右近はここで東軍の徳川家康について戦い、東軍勝利に貢献しました。しかし、この家康も「キリスト禁止令」を出したため、右近は日本を出てフィリピンのマニラへ向かいました。秀吉に続き、家康もキリスト教を弾圧し始めたのを見て、「もう日本に自分の居場所はない」と考えたのかもしれませんね。

 

フィリピンでは熱烈な歓迎を受ける高山右近

無事にフィリピンにたどり着いた右近は限定で熱烈な歓迎を受けましたが、64歳で亡くなりました。死後、彼はキリスト教の殉教者として認められ、2012年に「福者」となっています。このための式典が、2017年に日本で開催されるそうです。右近のキリスト教への信仰が、時を超えて認められたのです。

 

高山右近の家紋は「七曜」

高山右近の家紋は「七曜紋」です。
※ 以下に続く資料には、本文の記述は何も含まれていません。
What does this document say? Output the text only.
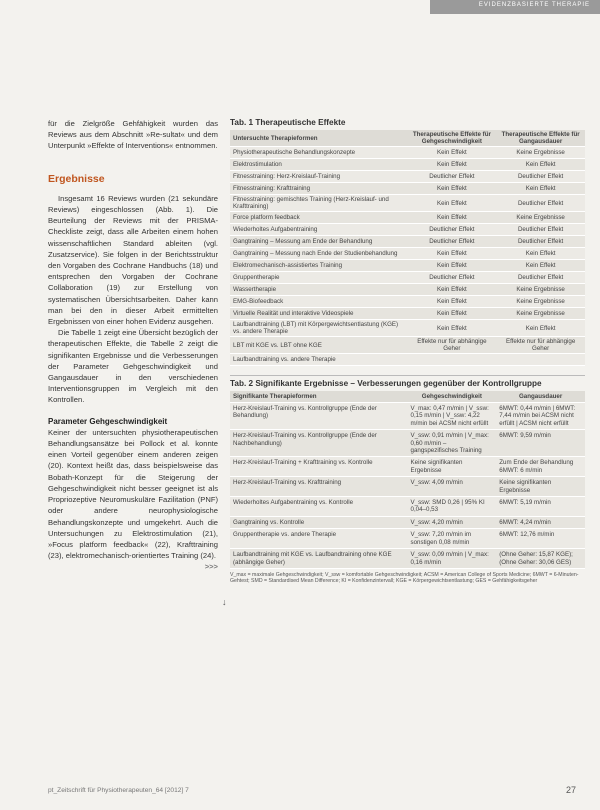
EVIDENZBASIERTE THERAPIE

für die Zielgröße Gehfähigkeit wurden das Reviews aus dem Abschnitt »Re-sultat« und dem Unterpunkt »Effekte of Interventions« entnommen.

Ergebnisse

Insgesamt 16 Reviews wurden (21 sekundäre Reviews) eingeschlossen (Abb. 1). Die Beurteilung der Reviews mit der PRISMA-Checkliste zeigt, dass alle Arbeiten einem hohen wissenschaftlichen Standard ableiten (vgl. Zusatzservice). Sie folgen in der Berichtsstruktur den Vorgaben des Cochrane Handbuchs (18) und entsprechen den Vorgaben der Cochrane Collaboration (19) zur Erstellung von systematischen Übersichtsarbeiten. Daher kann man bei den in dieser Arbeit ermittelten Ergebnissen von einer hohen Evidenz ausgehen.

Die Tabelle 1 zeigt eine Übersicht bezüglich der therapeutischen Effekte, die Tabelle 2 zeigt die signifikanten Ergebnisse und die Verbesserungen der Parameter Gehgeschwindigkeit und Gangausdauer in den verschiedenen Interventionsgruppen im Vergleich mit den Kontrollen.

Parameter Gehgeschwindigkeit

Keiner der untersuchten physiotherapeutischen Behandlungsansätze bei Pollock et al. konnte einen Vorteil gegenüber einem anderen zeigen (20). Kontext heißt das, dass beispielsweise das Bobath-Konzept für die Steigerung der Gehgeschwindigkeit nicht besser geeignet ist als Propriozeptive Neuromuskuläre Fazilitation (PNF) oder andere neurophysiologische Behandlungskonzepte und umgekehrt. Auch die Untersuchungen zu Elektrostimulation (21), »Focus platform feedback« (22), Krafttraining (23), elektromechanisch-orientiertes Training (24).

>>>

↓
Tab. 1 Therapeutische Effekte
Untersuchte Therapieformen	Therapeutische Effekte für Gehgeschwindigkeit	Therapeutische Effekte für Gangausdauer
Physiotherapeutische Behandlungskonzepte	Kein Effekt	Keine Ergebnisse
Elektrostimulation	Kein Effekt	Kein Effekt
Fitnesstraining: Herz-Kreislauf-Training	Deutlicher Effekt	Deutlicher Effekt
Fitnesstraining: Krafttraining	Kein Effekt	Kein Effekt
Fitnesstraining: gemischtes Training (Herz-Kreislauf- und Krafttraining)	Kein Effekt	Deutlicher Effekt
Force platform feedback	Kein Effekt	Keine Ergebnisse
Wiederholtes Aufgabentraining	Deutlicher Effekt	Deutlicher Effekt
Gangtraining – Messung am Ende der Behandlung	Deutlicher Effekt	Deutlicher Effekt
Gangtraining – Messung nach Ende der Studienbehandlung	Kein Effekt	Kein Effekt
Elektromechanisch-assistiertes Training	Kein Effekt	Kein Effekt
Gruppentherapie	Deutlicher Effekt	Deutlicher Effekt
Wassertherapie	Kein Effekt	Keine Ergebnisse
EMG-Biofeedback	Kein Effekt	Keine Ergebnisse
Virtuelle Realität und interaktive Videospiele	Kein Effekt	Keine Ergebnisse
Laufbandtraining (LBT) mit Körpergewichtsentlastung (KGE) vs. andere Therapie	Kein Effekt	Kein Effekt
LBT mit KGE vs. LBT ohne KGE	Effekte nur für abhängige Geher	Effekte nur für abhängige Geher
Laufbandtraining vs. andere Therapie		
Tab. 2 Signifikante Ergebnisse – Verbesserungen gegenüber der Kontrollgruppe
Signifikante Therapieformen	Gehgeschwindigkeit	Gangausdauer
Herz-Kreislauf-Training vs. Kontrollgruppe (Ende der Behandlung)	V_max: 0,47 m/min | V_ssw: 0,15 m/min | V_ssw: 4,22 m/min bei ACSM nicht erfüllt	6MWT: 0,44 m/min | 6MWT: 7,44 m/min bei ACSM nicht erfüllt | ACSM nicht erfüllt
Herz-Kreislauf-Training vs. Kontrollgruppe (Ende der Nachbehandlung)	V_ssw: 0,91 m/min | V_max: 0,60 m/min – gangspezifisches Training	6MWT: 9,59 m/min
Herz-Kreislauf-Training + Krafttraining vs. Kontrolle	Keine signifikanten Ergebnisse	Zum Ende der Behandlung 6MWT: 6 m/min
Herz-Kreislauf-Training vs. Krafttraining	V_ssw: 4,09 m/min	Keine signifikanten Ergebnisse
Wiederholtes Aufgabentraining vs. Kontrolle	V_ssw: SMD 0,26 | 95% KI 0,04–0,53	6MWT: 5,19 m/min
Gangtraining vs. Kontrolle	V_ssw: 4,20 m/min	6MWT: 4,24 m/min
Gruppentherapie vs. andere Therapie	V_ssw: 7,20 m/min im sonstigen 0,08 m/min	6MWT: 12,76 m/min
Laufbandtraining mit KGE vs. Laufbandtraining ohne KGE (abhängige Geher)	V_ssw: 0,09 m/min | V_max: 0,16 m/min	(Ohne Geher: 15,87 KGE); (Ohne Geher: 30,06 GES)
V_max = maximale Gehgeschwindigkeit; V_ssw = komfortable Gehgeschwindigkeit; ACSM = American College of Sports Medicine; 6MWT = 6-Minuten-Gehtest; SMD = Standardised Mean Difference; KI = Konfidenzintervall; KGE = Körpergewichtsentlastung; GES = Gehfähigkeitsgeher
pt_Zeitschrift für Physiotherapeuten_64 [2012] 7	27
この紋の丸は星をイメージしたもので、戦国武将の多くがこの星を使った家紋を使用しています。

 

家紋
 

「十字架」紋

また、もう一つの家紋が「十字架」。

家紋
 

日本を捨ててまで、キリスト教への信仰を守り続けた右近の気持ちが込められた家紋です。
こちらの方が、右近の生涯の生きざまをよく表しているかもしれません。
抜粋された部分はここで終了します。